Now, as a school administrator, I am required to play a different role. My initial thoughts were that I need to conceptualize and plan out ways to improve students’ learning. In a way I was right to do this. A school is only as good as the performance of its students. To have more students perform well academically would also help the school get more new students interested in joining and eventually increase enrollment. But just when I was pre-occupied with these notions, I realized that I needed to re-focus and channel my energies somewhere else. I had the right intention, but I was going too fast – I was going ahead of everyone else. I needed to get back to the basics and lay a strong foundation, before I could even think about strengthening students’ achievement level.

This realization caught me by surprise, but I also knew that it makes sense to think of the whole situation from a different perspective.

Teachers – Yes! I need to focus on the teachers. If teachers are happy in the school; if they feel good about working in the school; if they feel personally connected to the school, its philosophy and mission, its leaders, colleagues, students, parents – the school would be a much better place – safe, positive, and supportive of excellent learning experiences.

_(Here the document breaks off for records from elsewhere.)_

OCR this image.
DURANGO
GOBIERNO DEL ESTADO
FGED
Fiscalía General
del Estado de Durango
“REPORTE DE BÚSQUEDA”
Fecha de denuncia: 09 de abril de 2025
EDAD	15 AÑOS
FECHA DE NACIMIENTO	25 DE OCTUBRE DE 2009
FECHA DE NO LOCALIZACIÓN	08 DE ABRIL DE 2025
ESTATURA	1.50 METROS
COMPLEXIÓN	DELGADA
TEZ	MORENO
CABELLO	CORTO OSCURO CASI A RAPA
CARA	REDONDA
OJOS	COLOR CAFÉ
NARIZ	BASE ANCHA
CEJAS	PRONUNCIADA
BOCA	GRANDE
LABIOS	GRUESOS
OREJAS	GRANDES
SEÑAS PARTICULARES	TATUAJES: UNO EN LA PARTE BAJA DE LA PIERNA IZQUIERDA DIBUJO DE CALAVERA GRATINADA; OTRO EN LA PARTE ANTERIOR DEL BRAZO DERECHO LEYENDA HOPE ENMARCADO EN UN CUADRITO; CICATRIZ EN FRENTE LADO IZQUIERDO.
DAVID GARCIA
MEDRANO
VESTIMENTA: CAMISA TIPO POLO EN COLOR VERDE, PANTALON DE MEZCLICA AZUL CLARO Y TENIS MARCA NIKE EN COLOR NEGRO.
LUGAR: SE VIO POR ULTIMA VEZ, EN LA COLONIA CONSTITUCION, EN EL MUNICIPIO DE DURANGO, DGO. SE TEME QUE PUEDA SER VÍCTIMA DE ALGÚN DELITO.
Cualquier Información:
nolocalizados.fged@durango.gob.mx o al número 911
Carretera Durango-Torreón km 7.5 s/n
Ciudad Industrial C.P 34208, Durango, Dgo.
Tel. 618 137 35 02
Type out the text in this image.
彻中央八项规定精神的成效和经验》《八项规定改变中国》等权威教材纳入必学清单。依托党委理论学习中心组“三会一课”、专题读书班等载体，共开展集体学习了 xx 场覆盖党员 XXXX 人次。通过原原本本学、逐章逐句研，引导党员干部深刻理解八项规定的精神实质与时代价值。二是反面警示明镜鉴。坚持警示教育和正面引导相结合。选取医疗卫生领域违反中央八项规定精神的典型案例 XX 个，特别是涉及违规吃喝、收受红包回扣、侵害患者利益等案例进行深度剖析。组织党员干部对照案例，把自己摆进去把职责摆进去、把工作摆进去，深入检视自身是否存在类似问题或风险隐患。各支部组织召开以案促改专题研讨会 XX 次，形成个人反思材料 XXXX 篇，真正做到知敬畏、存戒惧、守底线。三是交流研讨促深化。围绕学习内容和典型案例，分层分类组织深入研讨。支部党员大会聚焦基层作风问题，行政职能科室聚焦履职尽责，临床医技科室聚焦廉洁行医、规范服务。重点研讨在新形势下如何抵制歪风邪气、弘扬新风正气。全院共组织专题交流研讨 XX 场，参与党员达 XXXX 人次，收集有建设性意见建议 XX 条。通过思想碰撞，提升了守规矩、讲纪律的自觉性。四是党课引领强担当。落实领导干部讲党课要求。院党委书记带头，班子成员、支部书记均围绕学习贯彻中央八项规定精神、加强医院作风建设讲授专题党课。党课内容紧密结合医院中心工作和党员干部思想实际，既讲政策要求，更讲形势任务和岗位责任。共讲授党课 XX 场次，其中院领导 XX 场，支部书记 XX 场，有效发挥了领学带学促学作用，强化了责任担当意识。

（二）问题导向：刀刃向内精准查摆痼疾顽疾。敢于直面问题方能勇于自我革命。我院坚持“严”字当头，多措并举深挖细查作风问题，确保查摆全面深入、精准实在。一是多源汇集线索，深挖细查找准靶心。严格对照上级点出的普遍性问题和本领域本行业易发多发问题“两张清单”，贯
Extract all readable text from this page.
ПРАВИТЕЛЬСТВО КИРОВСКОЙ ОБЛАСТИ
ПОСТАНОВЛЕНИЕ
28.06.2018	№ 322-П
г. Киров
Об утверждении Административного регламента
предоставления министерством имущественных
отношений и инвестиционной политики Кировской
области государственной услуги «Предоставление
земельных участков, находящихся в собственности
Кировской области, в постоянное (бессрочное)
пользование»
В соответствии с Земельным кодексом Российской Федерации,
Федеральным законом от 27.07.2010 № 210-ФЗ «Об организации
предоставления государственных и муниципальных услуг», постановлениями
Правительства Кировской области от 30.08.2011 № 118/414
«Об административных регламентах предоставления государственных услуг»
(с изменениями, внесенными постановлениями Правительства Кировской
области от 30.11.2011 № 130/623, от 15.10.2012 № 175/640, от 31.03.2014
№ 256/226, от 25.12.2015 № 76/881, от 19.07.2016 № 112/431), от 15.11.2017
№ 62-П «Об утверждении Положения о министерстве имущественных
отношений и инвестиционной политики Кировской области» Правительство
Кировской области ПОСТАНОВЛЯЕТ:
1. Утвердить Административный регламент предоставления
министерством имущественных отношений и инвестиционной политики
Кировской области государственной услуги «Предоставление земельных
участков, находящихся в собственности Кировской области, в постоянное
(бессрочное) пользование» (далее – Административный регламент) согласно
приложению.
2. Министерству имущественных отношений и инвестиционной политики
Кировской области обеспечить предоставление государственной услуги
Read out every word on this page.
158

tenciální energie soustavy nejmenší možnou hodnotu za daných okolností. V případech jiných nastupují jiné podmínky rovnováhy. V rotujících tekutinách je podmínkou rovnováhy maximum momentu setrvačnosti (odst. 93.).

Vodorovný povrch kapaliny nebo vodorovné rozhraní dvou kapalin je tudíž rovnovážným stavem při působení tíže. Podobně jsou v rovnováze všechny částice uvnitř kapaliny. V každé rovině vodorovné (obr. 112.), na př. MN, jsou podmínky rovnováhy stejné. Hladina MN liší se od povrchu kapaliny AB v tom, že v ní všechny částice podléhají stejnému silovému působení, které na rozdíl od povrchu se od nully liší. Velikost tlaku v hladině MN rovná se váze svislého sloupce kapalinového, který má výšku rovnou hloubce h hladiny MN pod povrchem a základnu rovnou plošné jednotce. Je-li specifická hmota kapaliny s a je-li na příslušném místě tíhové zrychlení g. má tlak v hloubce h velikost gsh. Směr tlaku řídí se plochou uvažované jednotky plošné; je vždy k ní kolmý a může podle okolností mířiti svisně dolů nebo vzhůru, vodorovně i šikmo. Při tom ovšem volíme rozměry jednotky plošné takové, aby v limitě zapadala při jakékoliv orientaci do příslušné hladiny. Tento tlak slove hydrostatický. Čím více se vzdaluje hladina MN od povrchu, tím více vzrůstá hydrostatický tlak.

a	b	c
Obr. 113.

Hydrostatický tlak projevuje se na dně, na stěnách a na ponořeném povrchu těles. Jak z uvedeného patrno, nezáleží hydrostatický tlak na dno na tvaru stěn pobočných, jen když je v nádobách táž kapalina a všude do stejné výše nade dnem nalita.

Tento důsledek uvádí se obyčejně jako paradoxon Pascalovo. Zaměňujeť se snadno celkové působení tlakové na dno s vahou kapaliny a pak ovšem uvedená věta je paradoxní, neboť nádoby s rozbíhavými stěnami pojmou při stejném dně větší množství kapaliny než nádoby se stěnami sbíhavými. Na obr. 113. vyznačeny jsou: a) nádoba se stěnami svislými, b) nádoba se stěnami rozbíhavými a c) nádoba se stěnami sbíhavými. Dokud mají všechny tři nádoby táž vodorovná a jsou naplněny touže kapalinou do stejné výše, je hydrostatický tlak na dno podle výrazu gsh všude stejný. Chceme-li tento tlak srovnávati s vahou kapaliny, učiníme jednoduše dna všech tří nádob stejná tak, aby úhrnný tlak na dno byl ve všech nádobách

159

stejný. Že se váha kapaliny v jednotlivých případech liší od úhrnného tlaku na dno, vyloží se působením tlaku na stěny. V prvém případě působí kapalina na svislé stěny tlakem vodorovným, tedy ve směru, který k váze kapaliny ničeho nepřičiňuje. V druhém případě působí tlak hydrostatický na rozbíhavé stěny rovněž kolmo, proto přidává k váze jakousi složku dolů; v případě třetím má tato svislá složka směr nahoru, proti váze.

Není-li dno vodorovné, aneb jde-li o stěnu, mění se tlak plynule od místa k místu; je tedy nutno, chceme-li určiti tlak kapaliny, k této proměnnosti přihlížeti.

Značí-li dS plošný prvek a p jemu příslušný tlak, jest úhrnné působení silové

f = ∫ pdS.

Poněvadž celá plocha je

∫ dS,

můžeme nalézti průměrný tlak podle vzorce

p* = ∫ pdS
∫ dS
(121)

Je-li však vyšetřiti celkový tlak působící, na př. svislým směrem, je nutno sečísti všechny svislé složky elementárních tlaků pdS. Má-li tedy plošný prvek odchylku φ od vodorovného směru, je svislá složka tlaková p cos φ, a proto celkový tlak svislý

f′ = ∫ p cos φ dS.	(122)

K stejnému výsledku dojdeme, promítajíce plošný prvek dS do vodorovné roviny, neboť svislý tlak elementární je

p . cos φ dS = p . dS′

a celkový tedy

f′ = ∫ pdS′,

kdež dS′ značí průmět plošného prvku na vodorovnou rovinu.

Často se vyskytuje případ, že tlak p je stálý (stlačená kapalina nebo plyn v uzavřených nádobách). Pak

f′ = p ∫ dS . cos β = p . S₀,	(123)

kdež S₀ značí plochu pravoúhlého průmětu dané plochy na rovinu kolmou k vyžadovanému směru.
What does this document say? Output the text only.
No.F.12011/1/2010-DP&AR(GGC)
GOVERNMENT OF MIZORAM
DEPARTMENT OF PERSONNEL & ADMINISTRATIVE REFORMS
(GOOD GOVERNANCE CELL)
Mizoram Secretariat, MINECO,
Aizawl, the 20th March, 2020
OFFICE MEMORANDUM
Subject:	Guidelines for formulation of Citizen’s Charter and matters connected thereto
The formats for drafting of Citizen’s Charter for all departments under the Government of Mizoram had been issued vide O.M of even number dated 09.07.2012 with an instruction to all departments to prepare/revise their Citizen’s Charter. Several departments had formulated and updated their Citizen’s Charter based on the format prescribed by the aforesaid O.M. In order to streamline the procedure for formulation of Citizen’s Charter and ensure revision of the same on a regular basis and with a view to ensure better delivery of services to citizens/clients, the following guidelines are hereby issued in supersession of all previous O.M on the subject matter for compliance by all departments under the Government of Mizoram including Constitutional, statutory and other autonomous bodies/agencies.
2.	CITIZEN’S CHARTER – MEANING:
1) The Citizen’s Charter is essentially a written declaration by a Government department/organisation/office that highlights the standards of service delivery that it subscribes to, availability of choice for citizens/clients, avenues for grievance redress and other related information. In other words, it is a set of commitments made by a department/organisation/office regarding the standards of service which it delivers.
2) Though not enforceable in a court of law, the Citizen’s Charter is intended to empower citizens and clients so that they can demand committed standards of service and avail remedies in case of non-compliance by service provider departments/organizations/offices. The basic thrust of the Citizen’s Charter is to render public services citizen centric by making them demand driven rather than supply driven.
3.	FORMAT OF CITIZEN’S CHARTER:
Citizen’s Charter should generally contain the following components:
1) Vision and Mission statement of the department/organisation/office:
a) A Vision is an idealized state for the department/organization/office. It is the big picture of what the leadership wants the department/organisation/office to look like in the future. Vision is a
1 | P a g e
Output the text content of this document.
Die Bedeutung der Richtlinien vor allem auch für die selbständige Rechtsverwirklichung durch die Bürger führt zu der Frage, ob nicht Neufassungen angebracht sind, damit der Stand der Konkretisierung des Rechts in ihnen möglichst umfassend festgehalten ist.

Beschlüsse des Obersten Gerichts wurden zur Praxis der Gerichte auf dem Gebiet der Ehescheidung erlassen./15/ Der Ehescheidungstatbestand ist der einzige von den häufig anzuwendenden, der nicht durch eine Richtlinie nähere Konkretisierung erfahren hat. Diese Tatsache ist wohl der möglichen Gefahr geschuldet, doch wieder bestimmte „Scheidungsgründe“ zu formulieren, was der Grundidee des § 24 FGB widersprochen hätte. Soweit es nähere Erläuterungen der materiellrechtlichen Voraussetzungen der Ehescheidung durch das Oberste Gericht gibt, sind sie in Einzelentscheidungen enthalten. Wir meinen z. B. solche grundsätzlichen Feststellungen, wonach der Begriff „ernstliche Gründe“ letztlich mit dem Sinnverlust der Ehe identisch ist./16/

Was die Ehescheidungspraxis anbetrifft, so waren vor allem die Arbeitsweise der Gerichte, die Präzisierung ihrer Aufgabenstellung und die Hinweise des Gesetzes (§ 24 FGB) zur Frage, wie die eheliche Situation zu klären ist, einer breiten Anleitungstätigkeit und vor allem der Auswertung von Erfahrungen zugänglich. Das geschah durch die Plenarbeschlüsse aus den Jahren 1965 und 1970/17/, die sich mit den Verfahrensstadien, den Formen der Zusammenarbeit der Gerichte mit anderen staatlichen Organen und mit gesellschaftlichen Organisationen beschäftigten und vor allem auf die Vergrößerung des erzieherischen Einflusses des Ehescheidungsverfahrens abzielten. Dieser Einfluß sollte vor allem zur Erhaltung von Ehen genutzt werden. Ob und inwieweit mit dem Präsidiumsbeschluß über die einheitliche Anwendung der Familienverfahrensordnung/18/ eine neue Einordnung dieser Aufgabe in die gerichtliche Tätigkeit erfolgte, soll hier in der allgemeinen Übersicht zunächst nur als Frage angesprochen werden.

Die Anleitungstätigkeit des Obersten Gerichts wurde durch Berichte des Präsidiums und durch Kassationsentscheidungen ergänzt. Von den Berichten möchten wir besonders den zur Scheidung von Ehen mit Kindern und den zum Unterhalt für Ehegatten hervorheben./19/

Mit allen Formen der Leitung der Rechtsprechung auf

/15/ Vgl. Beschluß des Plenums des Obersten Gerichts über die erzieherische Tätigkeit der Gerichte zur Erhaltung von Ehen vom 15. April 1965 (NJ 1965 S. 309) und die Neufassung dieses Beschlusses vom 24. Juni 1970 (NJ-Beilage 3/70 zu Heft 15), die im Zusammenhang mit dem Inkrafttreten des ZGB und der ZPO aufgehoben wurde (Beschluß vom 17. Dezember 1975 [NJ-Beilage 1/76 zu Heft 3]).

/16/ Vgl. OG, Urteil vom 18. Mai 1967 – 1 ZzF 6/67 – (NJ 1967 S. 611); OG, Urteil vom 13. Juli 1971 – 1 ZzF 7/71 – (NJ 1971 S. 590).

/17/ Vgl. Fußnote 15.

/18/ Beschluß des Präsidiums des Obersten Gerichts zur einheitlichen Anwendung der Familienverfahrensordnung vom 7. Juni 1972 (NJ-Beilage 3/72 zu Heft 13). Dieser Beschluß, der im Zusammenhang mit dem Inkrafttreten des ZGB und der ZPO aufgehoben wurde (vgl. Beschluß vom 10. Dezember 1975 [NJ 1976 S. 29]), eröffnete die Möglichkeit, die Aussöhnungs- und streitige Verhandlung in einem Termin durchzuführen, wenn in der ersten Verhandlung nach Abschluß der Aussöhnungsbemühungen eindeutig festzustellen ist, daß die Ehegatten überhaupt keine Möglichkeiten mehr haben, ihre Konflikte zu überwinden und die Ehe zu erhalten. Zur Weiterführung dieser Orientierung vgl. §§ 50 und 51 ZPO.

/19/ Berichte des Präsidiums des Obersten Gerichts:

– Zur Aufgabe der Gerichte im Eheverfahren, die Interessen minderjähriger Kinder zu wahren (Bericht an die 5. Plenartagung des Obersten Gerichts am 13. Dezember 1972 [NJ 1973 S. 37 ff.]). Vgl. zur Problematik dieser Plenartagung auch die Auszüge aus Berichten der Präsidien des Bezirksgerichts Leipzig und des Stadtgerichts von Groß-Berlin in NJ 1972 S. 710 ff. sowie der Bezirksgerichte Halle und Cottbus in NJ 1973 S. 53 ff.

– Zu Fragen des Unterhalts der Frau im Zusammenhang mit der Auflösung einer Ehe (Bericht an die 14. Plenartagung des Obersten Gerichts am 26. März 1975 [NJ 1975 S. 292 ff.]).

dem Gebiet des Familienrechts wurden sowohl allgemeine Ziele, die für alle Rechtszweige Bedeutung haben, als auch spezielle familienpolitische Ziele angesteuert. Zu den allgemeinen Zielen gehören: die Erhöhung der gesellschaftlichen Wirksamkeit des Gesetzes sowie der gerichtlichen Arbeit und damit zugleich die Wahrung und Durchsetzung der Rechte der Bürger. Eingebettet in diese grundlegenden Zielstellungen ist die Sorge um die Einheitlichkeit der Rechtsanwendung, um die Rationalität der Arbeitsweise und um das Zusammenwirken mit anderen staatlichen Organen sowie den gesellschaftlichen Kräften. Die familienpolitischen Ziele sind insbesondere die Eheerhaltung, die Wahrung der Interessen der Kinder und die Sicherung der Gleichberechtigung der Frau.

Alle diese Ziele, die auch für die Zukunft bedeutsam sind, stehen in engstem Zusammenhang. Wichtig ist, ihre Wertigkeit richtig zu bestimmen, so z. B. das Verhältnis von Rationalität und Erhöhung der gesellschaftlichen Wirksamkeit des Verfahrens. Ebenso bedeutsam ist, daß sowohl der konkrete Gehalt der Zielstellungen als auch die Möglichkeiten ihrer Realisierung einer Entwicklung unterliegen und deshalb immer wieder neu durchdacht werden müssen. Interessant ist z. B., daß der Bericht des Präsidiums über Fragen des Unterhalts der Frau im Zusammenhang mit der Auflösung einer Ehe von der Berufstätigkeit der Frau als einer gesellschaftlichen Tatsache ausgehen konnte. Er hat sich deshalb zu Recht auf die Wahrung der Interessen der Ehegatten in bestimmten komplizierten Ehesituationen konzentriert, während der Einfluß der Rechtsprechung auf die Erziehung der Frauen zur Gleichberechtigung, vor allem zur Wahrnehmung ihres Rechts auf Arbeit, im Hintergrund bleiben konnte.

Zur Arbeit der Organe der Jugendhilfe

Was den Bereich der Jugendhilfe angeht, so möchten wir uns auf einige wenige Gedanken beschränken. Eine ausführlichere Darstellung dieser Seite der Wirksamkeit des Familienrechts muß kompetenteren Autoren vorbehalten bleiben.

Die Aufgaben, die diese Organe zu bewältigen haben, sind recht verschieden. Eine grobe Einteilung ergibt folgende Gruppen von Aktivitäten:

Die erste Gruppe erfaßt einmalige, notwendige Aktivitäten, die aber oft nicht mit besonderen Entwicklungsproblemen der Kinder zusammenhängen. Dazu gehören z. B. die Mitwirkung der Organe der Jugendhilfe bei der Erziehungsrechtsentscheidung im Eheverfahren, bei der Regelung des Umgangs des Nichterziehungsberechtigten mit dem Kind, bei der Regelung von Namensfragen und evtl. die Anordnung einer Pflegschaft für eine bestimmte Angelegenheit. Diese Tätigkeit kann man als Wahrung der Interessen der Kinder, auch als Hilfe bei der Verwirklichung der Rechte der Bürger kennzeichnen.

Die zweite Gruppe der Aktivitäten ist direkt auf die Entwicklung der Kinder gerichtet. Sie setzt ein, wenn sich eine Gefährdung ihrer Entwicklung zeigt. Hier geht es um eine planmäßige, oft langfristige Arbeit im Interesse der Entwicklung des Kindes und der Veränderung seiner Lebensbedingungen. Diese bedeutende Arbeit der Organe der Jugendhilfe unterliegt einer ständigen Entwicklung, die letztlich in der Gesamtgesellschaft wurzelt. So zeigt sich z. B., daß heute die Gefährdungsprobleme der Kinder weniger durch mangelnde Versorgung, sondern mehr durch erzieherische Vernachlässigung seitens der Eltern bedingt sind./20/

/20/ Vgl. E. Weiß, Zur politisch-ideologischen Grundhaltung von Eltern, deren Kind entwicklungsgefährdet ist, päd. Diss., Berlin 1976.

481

I need to focus on the teachers. I need to make them feel special for being educators. I need to make them feel special being a part of the school and what it believes. I need to make them feel important and realize how their every word, behavior, thought, and feeling affects students for a lifetime. As I focus on the personal and professional development of my teachers, they would go all-out to become better teachers and effective designers of positive learning environments.

I used to encourage my would-be teachers to hold children responsible for their own learning. Now, I am going to hold my teachers responsible for their own excellence in teaching – to become more creative and innovative in their teaching. I will provide them with sufficient support, guidance, and appreciation. I will be there for them and constantly work on designing a positive working environment. When I do this, they will invariably strive to be the best they can be – they would become a great blessing to all the students in the school.

After all these years, I am still a designer – and I will continue to design educational environments that would help both teachers and students to grow as individuals and fulfill their potential.